Qisi pun akhirnya memutuskan untuk segera pulang kerumah menemui umi dan abinya . Tak lupa saat ditengah perjalanan nya Qisi menelfon temannya untuk meminta tolong mengantikan dia mengajar mengaji karena dia masih ada urusan mendadak.
🌹🌹🌹
Setelah sampai dirumah Qisi pun segera menemui umi nya yang sedang memasak di dapur. Dilihatnya uminya yang sedang sibuk memotong motong sayuran.
"Assalamualaikum umi" ucap salam Qisi ke uminya. Tak lupa ia meraih tangan uminya lalu menciumnya.
"Wa'alaikumsalam, loh putri umi kok sudah pulang dijam segini? Apakah ada masalah sayang?" Tanya umi Qisi keheranan. Karena memang jarang sekali Qisi pulang jam segini.
"Tidak ada masalah besar kok umi" jawab Qisi.
"Oh , apa kamu sakit sayang sampai pulang di jam segini?" Tanya kekhawatiran umi. Umi pun langsung memegang dahi Qisi, namun ia merasa dahi anaknya ini tidak panas.
"Tidak umi. Qisi baik baik saja, Qisi sehat. Hanya saja Qisi hendak berbicara dan bertanya hal penting kepada umi.

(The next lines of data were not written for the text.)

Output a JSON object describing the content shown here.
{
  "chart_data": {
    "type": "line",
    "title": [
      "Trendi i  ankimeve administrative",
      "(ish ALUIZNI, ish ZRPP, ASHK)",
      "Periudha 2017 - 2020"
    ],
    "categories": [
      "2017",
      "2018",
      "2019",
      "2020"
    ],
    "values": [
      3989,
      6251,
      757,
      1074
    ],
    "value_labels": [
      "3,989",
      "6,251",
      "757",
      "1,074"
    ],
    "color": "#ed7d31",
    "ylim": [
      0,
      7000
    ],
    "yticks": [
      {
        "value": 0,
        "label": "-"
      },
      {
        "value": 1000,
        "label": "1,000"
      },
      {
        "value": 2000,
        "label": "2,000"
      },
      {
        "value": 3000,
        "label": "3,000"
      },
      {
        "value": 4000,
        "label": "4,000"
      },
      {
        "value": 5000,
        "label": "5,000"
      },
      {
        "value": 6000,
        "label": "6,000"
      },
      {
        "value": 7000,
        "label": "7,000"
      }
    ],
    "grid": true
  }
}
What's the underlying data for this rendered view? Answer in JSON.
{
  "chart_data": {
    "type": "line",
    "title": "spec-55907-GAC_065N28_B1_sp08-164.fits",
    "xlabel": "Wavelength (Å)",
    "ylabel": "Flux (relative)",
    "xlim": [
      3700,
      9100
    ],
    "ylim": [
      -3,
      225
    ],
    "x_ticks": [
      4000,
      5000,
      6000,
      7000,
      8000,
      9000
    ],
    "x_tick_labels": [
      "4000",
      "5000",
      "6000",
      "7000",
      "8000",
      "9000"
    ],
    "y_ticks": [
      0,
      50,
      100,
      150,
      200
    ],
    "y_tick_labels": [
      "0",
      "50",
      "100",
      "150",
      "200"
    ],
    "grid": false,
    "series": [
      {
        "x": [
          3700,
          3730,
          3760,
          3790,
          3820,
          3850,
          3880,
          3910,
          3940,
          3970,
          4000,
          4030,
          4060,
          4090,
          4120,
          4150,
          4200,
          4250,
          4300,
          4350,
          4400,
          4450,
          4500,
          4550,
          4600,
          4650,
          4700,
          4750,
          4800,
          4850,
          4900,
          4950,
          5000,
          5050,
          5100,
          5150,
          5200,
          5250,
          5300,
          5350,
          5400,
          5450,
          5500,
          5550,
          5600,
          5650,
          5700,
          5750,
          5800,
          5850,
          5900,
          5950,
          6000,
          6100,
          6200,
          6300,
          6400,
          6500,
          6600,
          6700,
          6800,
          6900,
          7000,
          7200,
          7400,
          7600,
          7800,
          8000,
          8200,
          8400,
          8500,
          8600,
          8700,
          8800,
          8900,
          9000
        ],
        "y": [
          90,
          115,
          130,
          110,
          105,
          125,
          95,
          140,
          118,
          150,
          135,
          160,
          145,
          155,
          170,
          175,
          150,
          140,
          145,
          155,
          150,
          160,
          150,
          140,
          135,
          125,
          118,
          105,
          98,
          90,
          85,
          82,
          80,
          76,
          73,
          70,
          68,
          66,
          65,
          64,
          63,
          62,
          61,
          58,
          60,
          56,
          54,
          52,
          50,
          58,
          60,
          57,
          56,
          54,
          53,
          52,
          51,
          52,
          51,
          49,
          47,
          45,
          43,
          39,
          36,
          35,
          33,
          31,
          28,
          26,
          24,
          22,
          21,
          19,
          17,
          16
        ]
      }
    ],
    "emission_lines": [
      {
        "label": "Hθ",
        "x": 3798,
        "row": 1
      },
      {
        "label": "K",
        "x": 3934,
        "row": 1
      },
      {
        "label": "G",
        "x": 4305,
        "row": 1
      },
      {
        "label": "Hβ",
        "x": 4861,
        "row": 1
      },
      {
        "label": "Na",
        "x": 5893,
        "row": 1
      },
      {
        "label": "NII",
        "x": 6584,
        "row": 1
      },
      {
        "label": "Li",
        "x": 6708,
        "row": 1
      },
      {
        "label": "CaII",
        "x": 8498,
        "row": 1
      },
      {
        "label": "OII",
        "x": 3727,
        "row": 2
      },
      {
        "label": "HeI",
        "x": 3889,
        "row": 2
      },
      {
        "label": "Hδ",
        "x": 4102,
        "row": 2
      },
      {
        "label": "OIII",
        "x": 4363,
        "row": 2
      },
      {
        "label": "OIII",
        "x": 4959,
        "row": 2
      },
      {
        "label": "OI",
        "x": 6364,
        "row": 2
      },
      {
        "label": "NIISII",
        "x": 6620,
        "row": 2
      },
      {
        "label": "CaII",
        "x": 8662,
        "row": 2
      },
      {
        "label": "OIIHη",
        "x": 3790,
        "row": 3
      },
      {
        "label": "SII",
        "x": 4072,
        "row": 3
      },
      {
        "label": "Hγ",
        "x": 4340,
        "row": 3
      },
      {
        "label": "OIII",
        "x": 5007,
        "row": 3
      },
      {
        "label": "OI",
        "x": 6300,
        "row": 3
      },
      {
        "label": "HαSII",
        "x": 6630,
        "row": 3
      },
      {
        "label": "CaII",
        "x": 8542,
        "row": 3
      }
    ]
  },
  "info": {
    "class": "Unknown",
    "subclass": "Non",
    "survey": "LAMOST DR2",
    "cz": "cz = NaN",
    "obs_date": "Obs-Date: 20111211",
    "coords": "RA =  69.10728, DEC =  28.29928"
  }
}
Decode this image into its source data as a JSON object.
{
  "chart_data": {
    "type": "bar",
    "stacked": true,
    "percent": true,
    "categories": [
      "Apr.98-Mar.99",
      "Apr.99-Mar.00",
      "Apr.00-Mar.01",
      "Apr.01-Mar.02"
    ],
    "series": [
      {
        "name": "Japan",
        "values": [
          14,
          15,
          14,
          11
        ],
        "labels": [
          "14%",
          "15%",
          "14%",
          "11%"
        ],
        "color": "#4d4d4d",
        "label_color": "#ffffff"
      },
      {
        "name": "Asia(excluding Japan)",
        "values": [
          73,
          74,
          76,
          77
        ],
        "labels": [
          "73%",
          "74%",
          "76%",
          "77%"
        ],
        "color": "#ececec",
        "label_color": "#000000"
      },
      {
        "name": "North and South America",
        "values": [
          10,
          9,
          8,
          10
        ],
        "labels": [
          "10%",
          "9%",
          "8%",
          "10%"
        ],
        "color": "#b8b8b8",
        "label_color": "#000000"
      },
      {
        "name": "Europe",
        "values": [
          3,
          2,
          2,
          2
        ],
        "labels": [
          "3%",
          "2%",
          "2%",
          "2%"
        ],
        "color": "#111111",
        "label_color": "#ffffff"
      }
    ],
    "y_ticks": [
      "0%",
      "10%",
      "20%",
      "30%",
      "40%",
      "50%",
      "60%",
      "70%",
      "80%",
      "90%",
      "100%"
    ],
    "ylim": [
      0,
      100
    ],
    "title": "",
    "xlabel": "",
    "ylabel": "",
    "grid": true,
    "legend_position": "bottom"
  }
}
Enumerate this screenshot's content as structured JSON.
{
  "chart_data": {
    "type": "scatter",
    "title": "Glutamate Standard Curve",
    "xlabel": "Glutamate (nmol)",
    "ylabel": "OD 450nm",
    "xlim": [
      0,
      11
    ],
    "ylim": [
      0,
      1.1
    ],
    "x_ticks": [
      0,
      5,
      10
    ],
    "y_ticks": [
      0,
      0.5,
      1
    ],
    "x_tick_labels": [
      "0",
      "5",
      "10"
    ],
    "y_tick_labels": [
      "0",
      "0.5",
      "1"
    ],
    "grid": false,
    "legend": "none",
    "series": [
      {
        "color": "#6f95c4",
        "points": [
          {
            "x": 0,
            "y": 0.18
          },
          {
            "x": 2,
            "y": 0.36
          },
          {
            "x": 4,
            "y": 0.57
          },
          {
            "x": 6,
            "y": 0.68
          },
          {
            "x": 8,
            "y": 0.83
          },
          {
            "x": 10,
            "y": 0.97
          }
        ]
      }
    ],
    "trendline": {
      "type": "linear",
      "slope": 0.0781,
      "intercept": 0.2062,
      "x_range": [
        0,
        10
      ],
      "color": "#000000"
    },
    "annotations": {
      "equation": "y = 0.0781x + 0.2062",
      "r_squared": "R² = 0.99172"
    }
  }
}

Mari Qisi bantu menyelesaikan masakan yang umi masak dulu baru nanti Qisi bisa berbicara dan bertanya kepada umi"
"Apakah masalah besar sayang, kenapa tidak tanya sekarang?"
__ADS_1
"Bukan umi, ini bukan masalah besar kok. Qisi mau bantu umi dulu menyelesaikan masak nanti baru bisa berbicara dengan nyaman. Takutnya nanti kalau berbicara sambil masak nanti masaknya jadi lama. Tapi sebentar Qisi mau taruh tas Qisi dulu lalu bantu umi masak ya"
"Baiklah terserah kamu saja sayang"
Qisi pun menaruh tasnya di kamarnya. Dan setelahnya ia membantu uminya memasak banyak makanan. Tak lupa ia tadi mencopot cadarnya atas perintah umi. Memang sebenarnya kalau dirumah uminya sering meminta untuk Qisi melepas cadarnya.
Tapi sebentar Qisi jadi sangat heran, kenapa uminya masak makanan banyak sekali seperti saat ini? Bukankah ini terlalu banyak dan bermacam macam masakan?. Apakah akan ada tamu yang datang berkunjung?. Qisi pun langsung menanyakan kepada uminya.
"Umi apakah nanti malam ada tamu yang hendak berkunjung kerumah?" Tanya Qisi.
"Ah Iya, keluarga om Thomas akan kesini untuk membicarakan pernikahan kamu sama nak Arsaj" jawab umi. Qisi pun langsung kaget dengan ucapan uminya, bukankah ini masih 6 hari, dan bukanlah halmeoni Arsaj bilang untuk membicarakan nya seminggu lagi. Apakah perhitungan satu Minggu di Korea dan Indonesia berbeda?. Aneh. Dan tidak mungkin juga? Apa pernikahan akan dipercepat?.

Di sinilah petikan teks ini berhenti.